Amazon is upgrading its Kindle e-book reading device to give it access to social networking via Twitter and Facebook.
The enhancements, which also include a feature that lets Kindle users sort their digital books and documents into collections and lock the device with a password, are coming as part of a wireless software update. Also included: larger font options and PDF zooming.
The updates are significant for Kindle users, but unlikely to help the online retailer Amazon.com pose a significant challenge to Apple’s behemoth iPad, which arrived on the scene this spring to challenge the once barely rivaled Amazon in the realm of electronic books.
Amazon, intent on keeping prices down as an advantage against its monochrome Kindle’s more colorful competitors in a growing market field, wanted to stick with $9.99 in an effort to keep its loyal customers, and hopefully attract more of them.

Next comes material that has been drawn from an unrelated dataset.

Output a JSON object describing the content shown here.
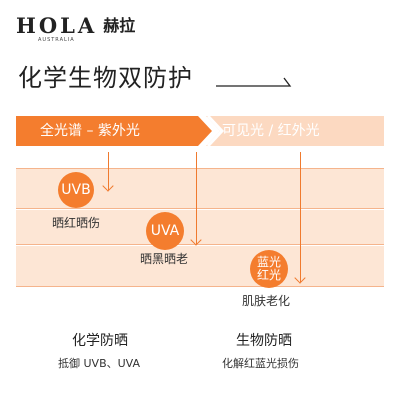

The online retailer certainly needs to do something. The debut of the iPad — and the announcement that Apple would sell e-books itself with a pricing model that suited the major publishing houses — sucked all the air out of the room, and gave publishers the leverage they needed to prevail in a high-profile corporate dispute with Amazon over the prices of best-selling titles.
Before the iPad was even named, the Kindle was having a rough time of it. Amazon is about to roll out a blind-friendly version of the Kindle this summer — but only after lawsuits from sight-impaired college students who claimed its use as a textbook platform discriminated against them. But the problems don’t end there. In the fall of 2009, the online retailer had to offer free books to Kindle customers and defend its integrity after it reached right into their digital libraries and yanked back books that customers had purchased in good faith. Seems Amazon sold digital versions of George Orwell’s novels “1984″ and “Animal Farm” that weren’t authorized to be sold in the United States, though they were in the public domain elsewhere in the world.
The move caused a firestorm of indignation and comparisons to Orwell’s dystopian future as seen in “1984,” where thought police repress the masses and limit access to information and other freedoms. It even sparked a lawsuit by a high school student who said he lost notes he had made on the Kindle for a school assignment.